“This is a tale that takes its place. In Paris fair, this year of
grace.
Fourteen hundred eighty two. A tale of lust and love so true.
We are the artists of the time, we dream in sculpture dream in rhyme.
For you we bring our world alive, so something will survive.”
Fourteen hundred eighty two. A tale of lust and love so true.
We are the artists of the time, we dream in sculpture dream in rhyme.
For you we bring our world alive, so something will survive.”
Are you Type A, or Type B?
A: Wow, this show might be too intellectual for me!
B: Wow, pretentious and dumb!
If you are Type A, and planning to see Notre Dame de Paris, now
playing at Marina Bay Sands, I have good news. Once you make it past the
opening number your worries are over.
If you are Type B, boy, have I got bad news for you!
The songs – and this is one of those shows where every word is
sung – deliver the three elements Type As prize.
Type A: Ooh, that’s slick!
Type B: Ooh, I’m sick!
Repetition: (The following begins the refrain to The Age of
Cathedrals, and while the lyrics as published on the internet show it occurring
only three times, I think Gringoire must have sung the song four or five times
through, because I heard this line sung at least a dozen times.) “From nowhere came the age of cathedrals.”
Type A: I don’t know what that means, but is sure sounds
important.
Type B: I don’t know what that means, because it sounds like
gibberish.
Volume: (One of the later repetitions.) “FROM NOWHERE CAME THE AGE OF
CATHEDRALS”
Type
A: I told you it was important!
Type
B: Why is he bellowing that line?
The
show is better known for its dancers and its acrobats.

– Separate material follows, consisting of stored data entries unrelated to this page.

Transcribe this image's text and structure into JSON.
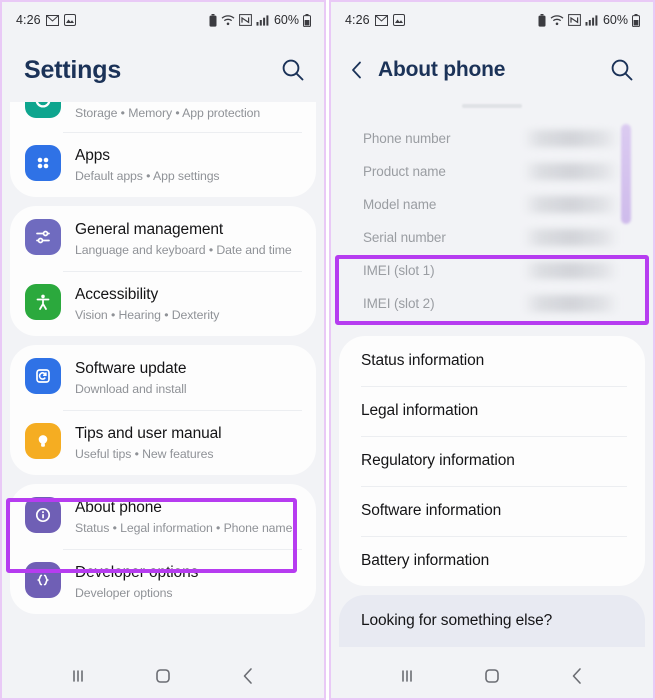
{
  "statusbar": {
    "time": "4:26",
    "battery_percent": "60%",
    "icons": [
      "gmail-icon",
      "photos-icon",
      "battery-saver-icon",
      "wifi-icon",
      "nfc-icon",
      "signal-bars-icon",
      "battery-icon"
    ]
  },
  "left_panel": {
    "title": "Settings",
    "search_icon": "search-icon",
    "groups": [
      {
        "items": [
          {
            "title": "",
            "subtitle": "Storage  •  Memory  •  App protection",
            "icon": "device-care-icon",
            "icon_color": "#0ea58e",
            "clipped": true
          },
          {
            "title": "Apps",
            "subtitle": "Default apps  •  App settings",
            "icon": "apps-grid-icon",
            "icon_color": "#2f72e6",
            "clipped": false
          }
        ]
      },
      {
        "items": [
          {
            "title": "General management",
            "subtitle": "Language and keyboard  •  Date and time",
            "icon": "sliders-icon",
            "icon_color": "#6f6bbf",
            "clipped": false
          },
          {
            "title": "Accessibility",
            "subtitle": "Vision  •  Hearing  •  Dexterity",
            "icon": "accessibility-icon",
            "icon_color": "#2ba93d",
            "clipped": false
          }
        ]
      },
      {
        "items": [
          {
            "title": "Software update",
            "subtitle": "Download and install",
            "icon": "software-update-icon",
            "icon_color": "#2f72e6",
            "clipped": false
          },
          {
            "title": "Tips and user manual",
            "subtitle": "Useful tips  •  New features",
            "icon": "lightbulb-icon",
            "icon_color": "#f5ad22",
            "clipped": false
          }
        ]
      },
      {
        "items": [
          {
            "title": "About phone",
            "subtitle": "Status  •  Legal information  •  Phone name",
            "icon": "info-circle-icon",
            "icon_color": "#6f5fb5",
            "clipped": false
          },
          {
            "title": "Developer options",
            "subtitle": "Developer options",
            "icon": "curly-braces-icon",
            "icon_color": "#6f5fb5",
            "clipped": false
          }
        ]
      }
    ]
  },
  "right_panel": {
    "title": "About phone",
    "back_icon": "back-chevron-icon",
    "search_icon": "search-icon",
    "info_rows": [
      {
        "label": "Phone number"
      },
      {
        "label": "Product name"
      },
      {
        "label": "Model name"
      },
      {
        "label": "Serial number"
      },
      {
        "label": "IMEI (slot 1)"
      },
      {
        "label": "IMEI (slot 2)"
      }
    ],
    "list_rows": [
      {
        "label": "Status information"
      },
      {
        "label": "Legal information"
      },
      {
        "label": "Regulatory information"
      },
      {
        "label": "Software information"
      },
      {
        "label": "Battery information"
      }
    ],
    "footer": {
      "label": "Looking for something else?"
    }
  },
  "navbar": {
    "recents_icon": "recents-icon",
    "home_icon": "home-icon",
    "back_icon": "back-icon"
  },
  "annotations": {
    "highlight_color": "#b63cf0",
    "about_phone_box": "highlight-about-phone",
    "imei_box": "highlight-imei-rows"
  }
}
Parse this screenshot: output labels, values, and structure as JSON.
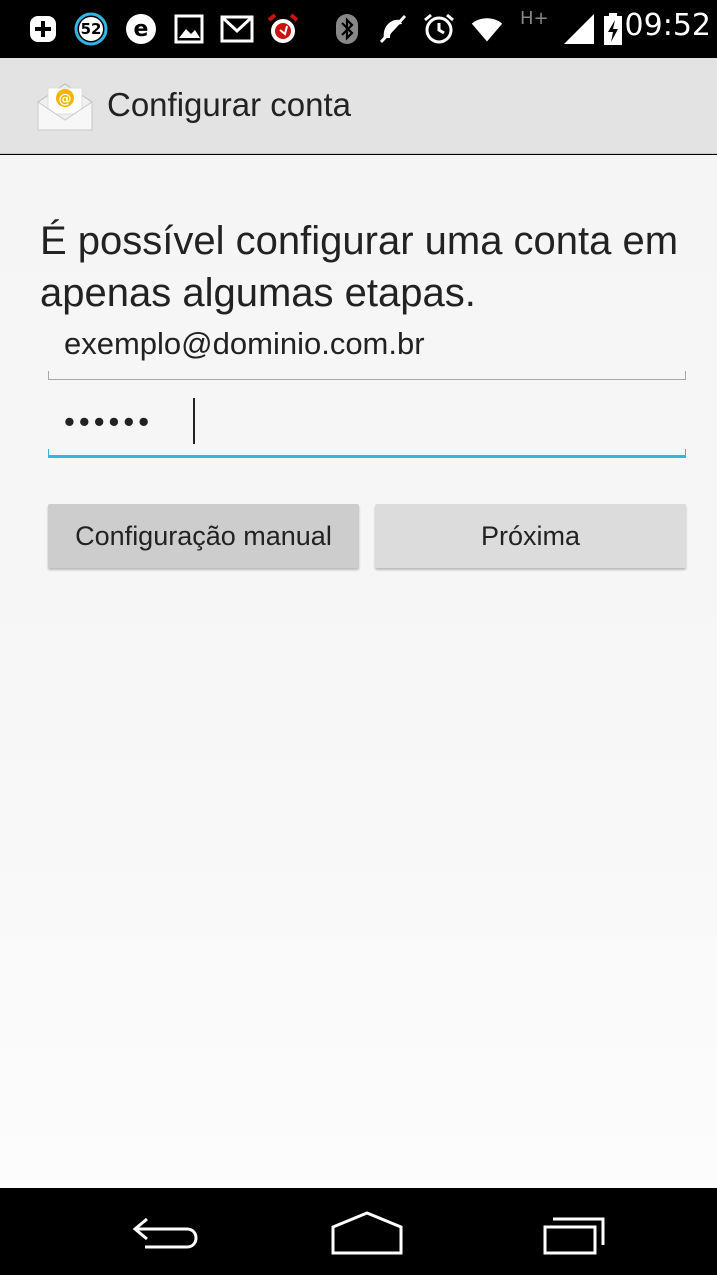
{
  "status_bar": {
    "notification_count": "52",
    "network_type": "H+",
    "time": "09:52",
    "icons": [
      "add-icon",
      "badge-52-icon",
      "e-app-icon",
      "gallery-icon",
      "gmail-icon",
      "alarm-red-icon",
      "bluetooth-icon",
      "mute-icon",
      "alarm-clock-icon",
      "wifi-icon",
      "network-type-icon",
      "signal-icon",
      "battery-icon"
    ]
  },
  "action_bar": {
    "title": "Configurar conta",
    "app_icon": "email-app-icon"
  },
  "form": {
    "instructions": "É possível configurar uma conta em apenas algumas etapas.",
    "email_value": "exemplo@dominio.com.br",
    "password_masked": "••••••"
  },
  "buttons": {
    "manual_setup": "Configuração manual",
    "next": "Próxima"
  },
  "nav_bar": {
    "icons": [
      "back-icon",
      "home-icon",
      "recent-apps-icon"
    ]
  },
  "colors": {
    "accent": "#33b5e5",
    "action_bar_bg": "#e3e3e3",
    "content_bg": "#f5f5f5",
    "alarm_red": "#cc1111"
  }
}
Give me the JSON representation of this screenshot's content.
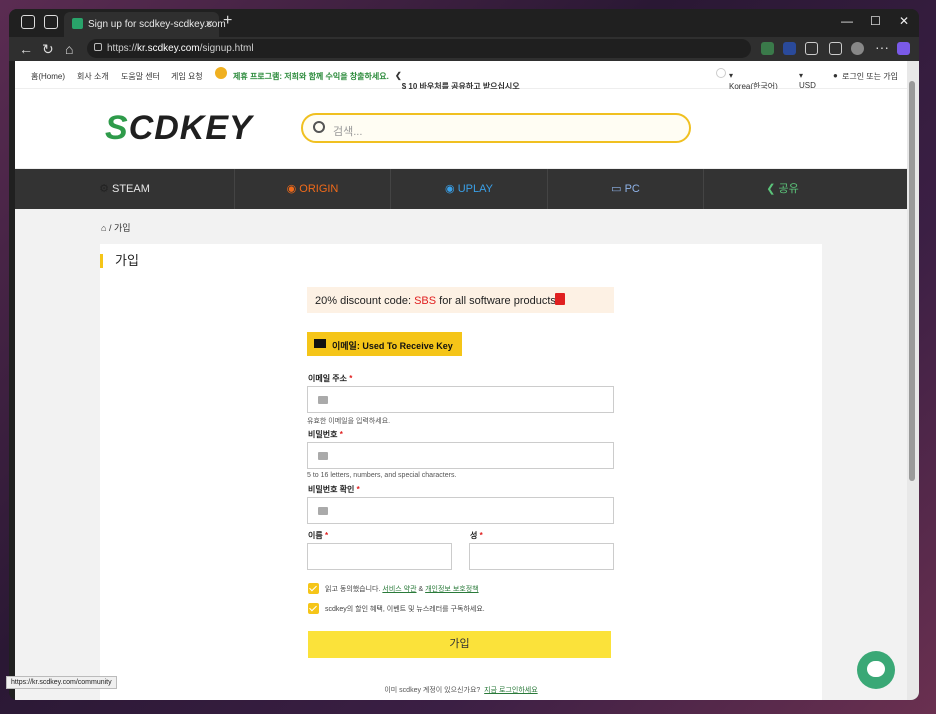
{
  "browser": {
    "tab_title": "Sign up for scdkey-scdkey.com",
    "url_prefix": "https://",
    "url_host": "kr.scdkey.com",
    "url_path": "/signup.html"
  },
  "topbar": {
    "home": "홈(Home)",
    "about": "회사 소개",
    "help": "도움말 센터",
    "game_request": "게임 요청",
    "promo": "제휴 프로그램: 저희와 함께 수익을 창출하세요.",
    "share": "$ 10 바우처를 공유하고 받으십시오",
    "language": "Korea(한국어)",
    "currency": "USD",
    "login": "로그인 또는 가입"
  },
  "logo": {
    "text_s": "S",
    "text_rest": "CDKEY"
  },
  "search": {
    "placeholder": "검색..."
  },
  "menu": [
    {
      "label": "STEAM",
      "color": "#e8e8e8"
    },
    {
      "label": "ORIGIN",
      "color": "#f06a1a"
    },
    {
      "label": "UPLAY",
      "color": "#3aa0e8"
    },
    {
      "label": "PC",
      "color": "#8fb3e8"
    },
    {
      "label": "공유",
      "color": "#5bc47a"
    }
  ],
  "breadcrumb": {
    "current": "가입"
  },
  "form": {
    "title": "가입",
    "discount_pre": "20% discount code: ",
    "discount_code": "SBS",
    "discount_post": " for all software products",
    "email_btn": "이메일: Used To Receive Key",
    "email_label": "이메일 주소",
    "email_hint": "유효한 이메일을 입력하세요.",
    "password_label": "비밀번호",
    "password_hint": "5 to 16 letters, numbers, and special characters.",
    "confirm_label": "비밀번호 확인",
    "first_name_label": "이름",
    "last_name_label": "성",
    "required": "*",
    "agree_pre": "읽고 동의했습니다.",
    "terms": "서비스 약관",
    "amp": "&",
    "privacy": "개인정보 보호정책",
    "newsletter": "scdkey의 할인 혜택, 이벤트 및 뉴스레터를 구독하세요.",
    "submit": "가입",
    "have_account": "이미 scdkey 계정이 있으신가요?",
    "login_now": "지금 로그인하세요"
  },
  "status_url": "https://kr.scdkey.com/community"
}
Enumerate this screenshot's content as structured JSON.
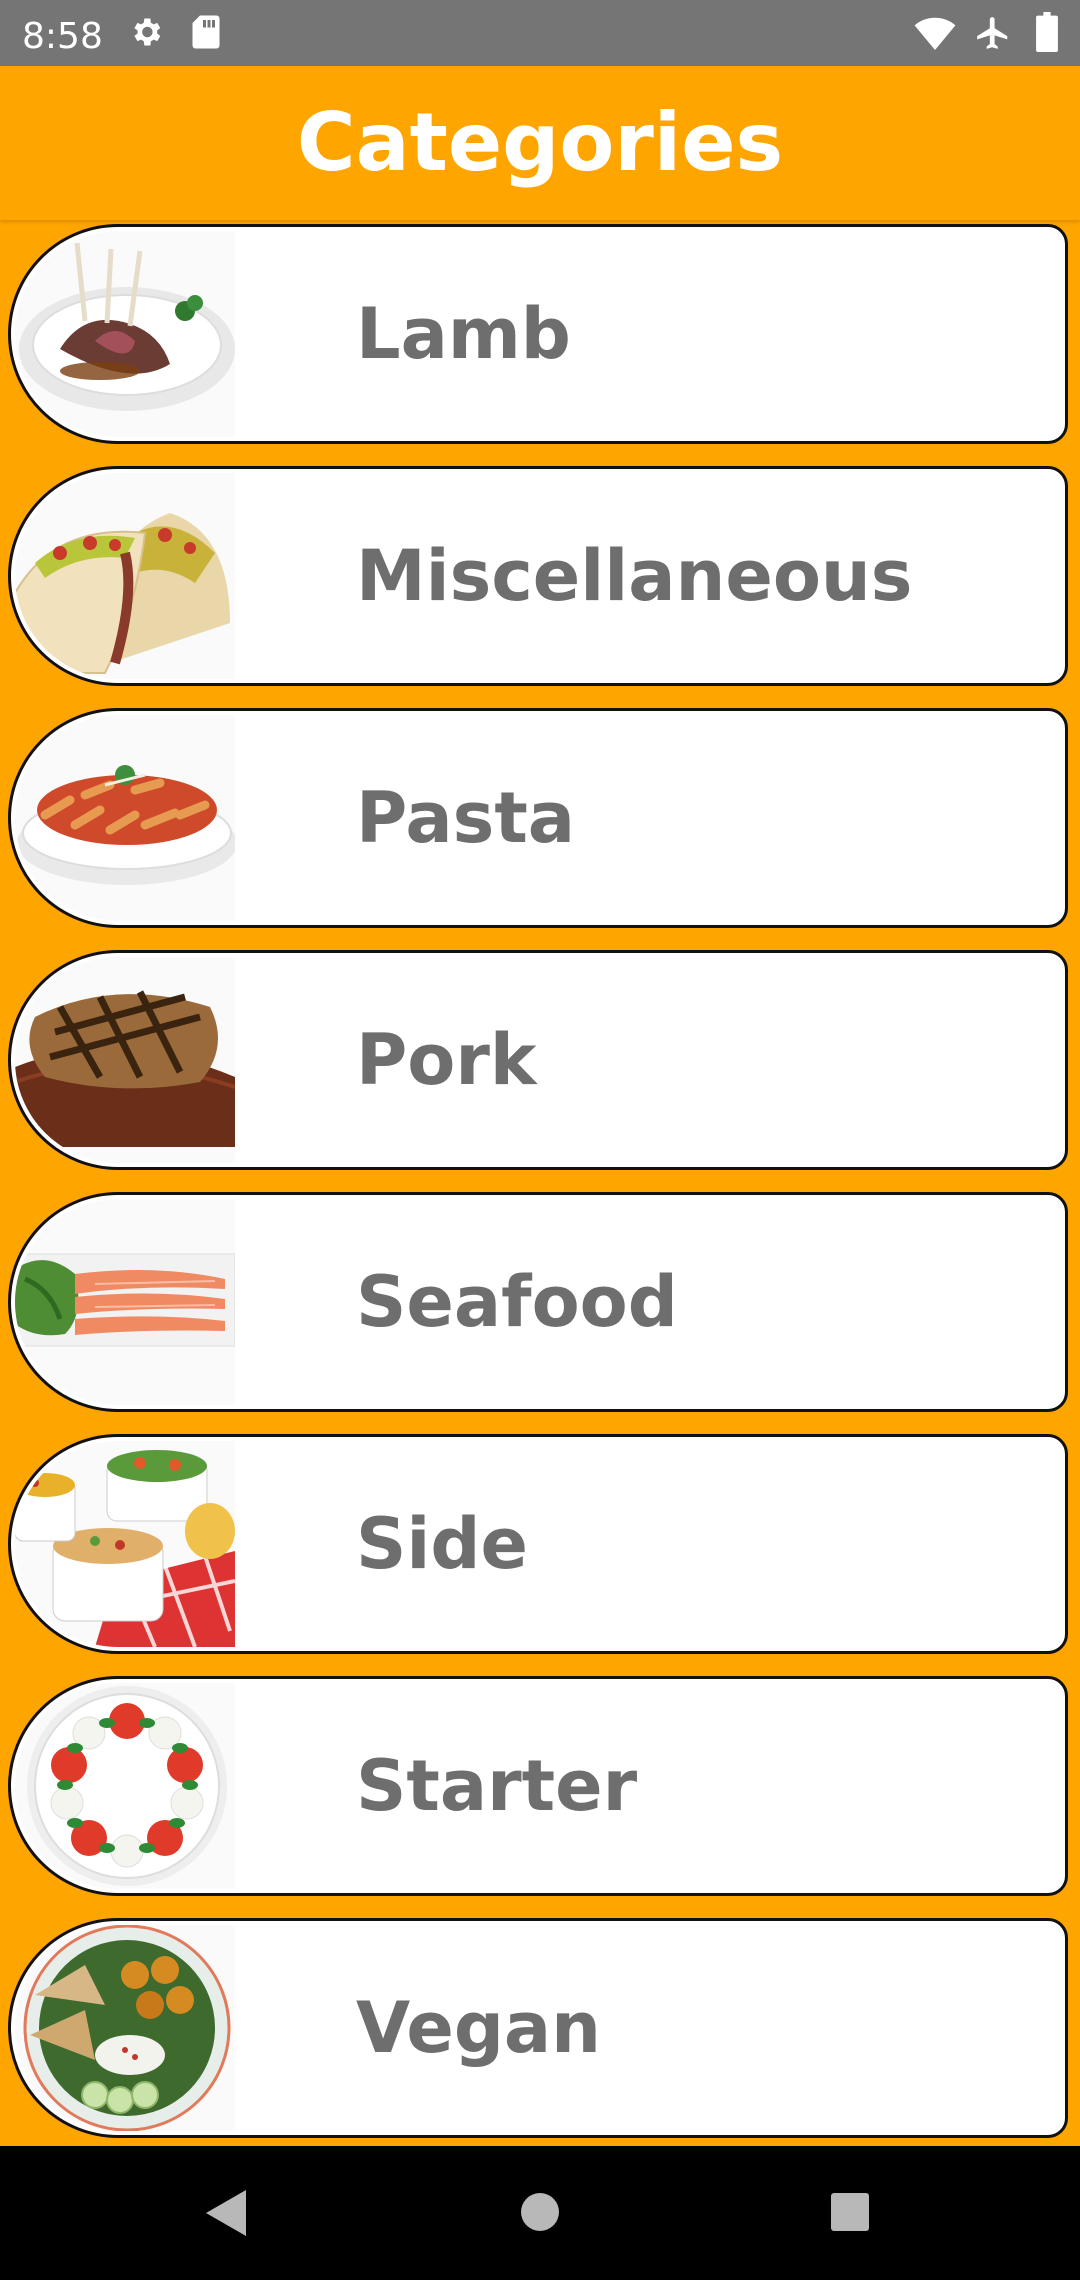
{
  "status": {
    "time": "8:58",
    "icons": [
      "gear-icon",
      "sd-card-icon",
      "wifi-icon",
      "airplane-icon",
      "battery-icon"
    ]
  },
  "header": {
    "title": "Categories"
  },
  "colors": {
    "accent": "#FFA500",
    "label": "#6e6e6e",
    "status_bar": "#757575"
  },
  "categories": [
    {
      "label": "Lamb",
      "image": "lamb-chops"
    },
    {
      "label": "Miscellaneous",
      "image": "tacos"
    },
    {
      "label": "Pasta",
      "image": "penne-pasta"
    },
    {
      "label": "Pork",
      "image": "pork-chop"
    },
    {
      "label": "Seafood",
      "image": "smoked-salmon"
    },
    {
      "label": "Side",
      "image": "side-dishes"
    },
    {
      "label": "Starter",
      "image": "caprese-salad"
    },
    {
      "label": "Vegan",
      "image": "vegan-bowl"
    }
  ],
  "nav": {
    "icons": [
      "back-icon",
      "home-icon",
      "recents-icon"
    ]
  }
}
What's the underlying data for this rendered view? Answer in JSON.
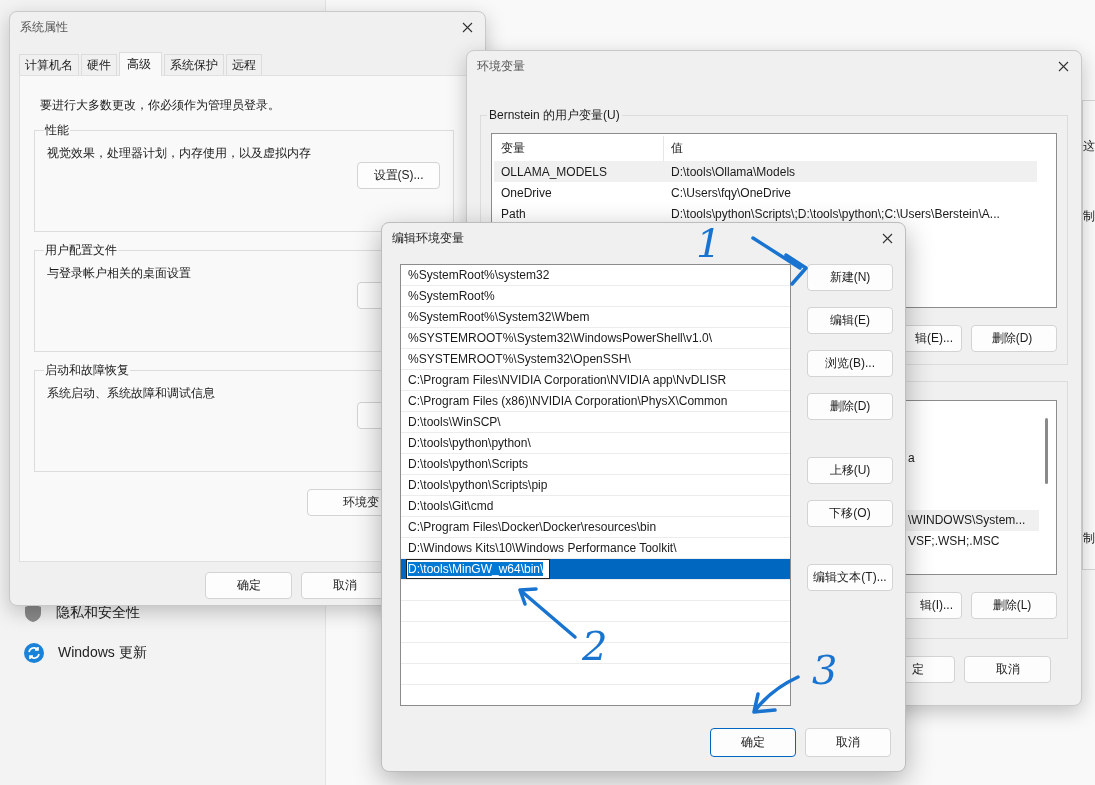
{
  "settings_window": {
    "nav_items": [
      {
        "label": "隐私和安全性",
        "kind": "privacy"
      },
      {
        "label": "Windows 更新",
        "kind": "update"
      }
    ]
  },
  "edge_window": {
    "texts": [
      "这",
      "制",
      "制"
    ]
  },
  "system_properties": {
    "title": "系统属性",
    "tabs": [
      {
        "label": "计算机名",
        "selected": false
      },
      {
        "label": "硬件",
        "selected": false
      },
      {
        "label": "高级",
        "selected": true
      },
      {
        "label": "系统保护",
        "selected": false
      },
      {
        "label": "远程",
        "selected": false
      }
    ],
    "notice": "要进行大多数更改，你必须作为管理员登录。",
    "groups": [
      {
        "title": "性能",
        "description": "视觉效果，处理器计划，内存使用，以及虚拟内存",
        "button": "设置(S)..."
      },
      {
        "title": "用户配置文件",
        "description": "与登录帐户相关的桌面设置"
      },
      {
        "title": "启动和故障恢复",
        "description": "系统启动、系统故障和调试信息"
      }
    ],
    "env_button": "环境变",
    "buttons": [
      "确定",
      "取消"
    ]
  },
  "environment_variables": {
    "title": "环境变量",
    "user_group": "Bernstein 的用户变量(U)",
    "columns": [
      "变量",
      "值"
    ],
    "rows": [
      {
        "name": "OLLAMA_MODELS",
        "value": "D:\\tools\\Ollama\\Models",
        "selected": true
      },
      {
        "name": "OneDrive",
        "value": "C:\\Users\\fqy\\OneDrive",
        "selected": false
      },
      {
        "name": "Path",
        "value": "D:\\tools\\python\\Scripts\\;D:\\tools\\python\\;C:\\Users\\Berstein\\A...",
        "selected": false
      }
    ],
    "user_buttons": [
      "辑(E)...",
      "删除(D)"
    ],
    "system_rows": [
      {
        "text": "a",
        "selected": false
      },
      {
        "text": "\\WINDOWS\\System...",
        "selected": true
      },
      {
        "text": "VSF;.WSH;.MSC",
        "selected": false
      }
    ],
    "system_buttons": [
      "辑(I)...",
      "删除(L)"
    ],
    "buttons": [
      "定",
      "取消"
    ]
  },
  "edit_dialog": {
    "title": "编辑环境变量",
    "entries": [
      {
        "text": "%SystemRoot%\\system32",
        "editing": false
      },
      {
        "text": "%SystemRoot%",
        "editing": false
      },
      {
        "text": "%SystemRoot%\\System32\\Wbem",
        "editing": false
      },
      {
        "text": "%SYSTEMROOT%\\System32\\WindowsPowerShell\\v1.0\\",
        "editing": false
      },
      {
        "text": "%SYSTEMROOT%\\System32\\OpenSSH\\",
        "editing": false
      },
      {
        "text": "C:\\Program Files\\NVIDIA Corporation\\NVIDIA app\\NvDLISR",
        "editing": false
      },
      {
        "text": "C:\\Program Files (x86)\\NVIDIA Corporation\\PhysX\\Common",
        "editing": false
      },
      {
        "text": "D:\\tools\\WinSCP\\",
        "editing": false
      },
      {
        "text": "D:\\tools\\python\\python\\",
        "editing": false
      },
      {
        "text": "D:\\tools\\python\\Scripts",
        "editing": false
      },
      {
        "text": "D:\\tools\\python\\Scripts\\pip",
        "editing": false
      },
      {
        "text": "D:\\tools\\Git\\cmd",
        "editing": false
      },
      {
        "text": "C:\\Program Files\\Docker\\Docker\\resources\\bin",
        "editing": false
      },
      {
        "text": "D:\\Windows Kits\\10\\Windows Performance Toolkit\\",
        "editing": false
      },
      {
        "text": "D:\\tools\\MinGW_w64\\bin\\",
        "editing": true
      }
    ],
    "buttons": [
      "新建(N)",
      "编辑(E)",
      "浏览(B)...",
      "删除(D)",
      "上移(U)",
      "下移(O)",
      "编辑文本(T)..."
    ],
    "footer_buttons": [
      {
        "label": "确定",
        "default": true
      },
      {
        "label": "取消",
        "default": false
      }
    ]
  },
  "annotations": [
    "1",
    "2",
    "3"
  ]
}
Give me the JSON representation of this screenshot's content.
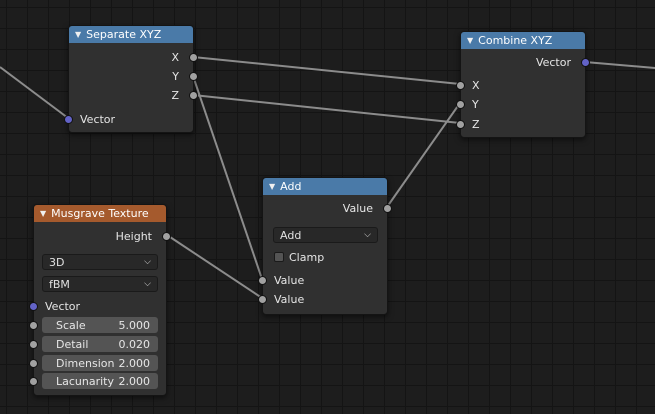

The set is a forty-foot high wall of brownish
grey blocks, the wall of the cathedral.
The blocks sometimes open, as windows to the interior. Quasimodo and the acrobats climb the face
during the show. During the opening
number the acrobats, clad in brownish grey sacks emerge from the walls like
gargoyles, then slither down to join the similarly clad dancers, who lie about
the stage. In the second song they all rise, playing the refugees seeking
asylum at Notre Dame. From whence they
came seeking refuge I cannot say, nor can the author. As near as I can tell the
song was meant as a nod to our own inhospitable times, with Archbishop Frollo
serving as a stand-in for modern conservatives, complete with impending sex
scandal. But before he turns them away from the cathedral they dance in front
of it in their brownish grey sacks. It
looked like what you’d get if the producers of Flash Gordon Conquers the
Universe had hired Twyla Tharp to choreograph the Rock People.
A
few random comments concerning the second act …
Sitting
in front of me was a young man, a very tall, gawky young man. I was beginning to nod off when his nodding
off woke me right up. Because he was so
tall, had he sprawled his arm would have been trailing across East Coast
Parkway, while the ICAS would have been stopping his foot at the Woodlands
Checkpoint. To compensate he seems to
have learned to curl in on himself. Body parts would begin to fold, then he
would start to tip, and then he would jerk awake, only to begin folding other
parts, and tipping in a different direction.
It was a bit like Stephen Hawking being tased. Or like the choreography.
When
they get around to killing Clopin, there is a lighting effect: three large
white Xs appear on the wall. Didn’t
anyone tell them this looks like a giant trying to play solitaire ticktacktoe?
They
seem to have improvised the curtain call.
First, there was an uncomfortably long pause. When the lights came up the entire cast was
lined up, so perhaps they took roll call.
After bowing, they ran off, then came back on in a more traditional
"chorus first, leads last" set of bows.
Then they all lined up and bowed again.
Then Gringoire came forward, and the audience quieted down for him to
make his announcement, but instead he began singing, in French, just to remind
us that before the show had bad English lyrics it had bad French lyrics. Then the rest of the cast joined him to
finish the song. Then they all bowed again.
Then we all went home.
The
sad part is that a very talented cast was wasted. The seven principals have wonderful voices,
and the dancers and acrobats are terrific.
Despite some of the comments made above, many of the dance numbers are spectacular,
as for instance the acrobats dressed as Quasimodo doppelgangers swinging from
the bells during God You Made the World All Wrong. The trouble is that while they swing from the
bells, Quasimodo is singing:
To which I offer my own version:
“God, you wrote these lyrics wrong, I hate to bitch, but they’re
so poor,
You think that rhyming makes a song; you are a talentless whore.”
Giving credit where credit is due, the English lyricist is Will
Jennings, the man who put the “ai-yi-yi” and the “ooh-ooh-ooh … ooh-ooh” in “I
Will Always Love You.” If you were
looking for a new reason to hate him, Notre Dame de Paris will fill your need.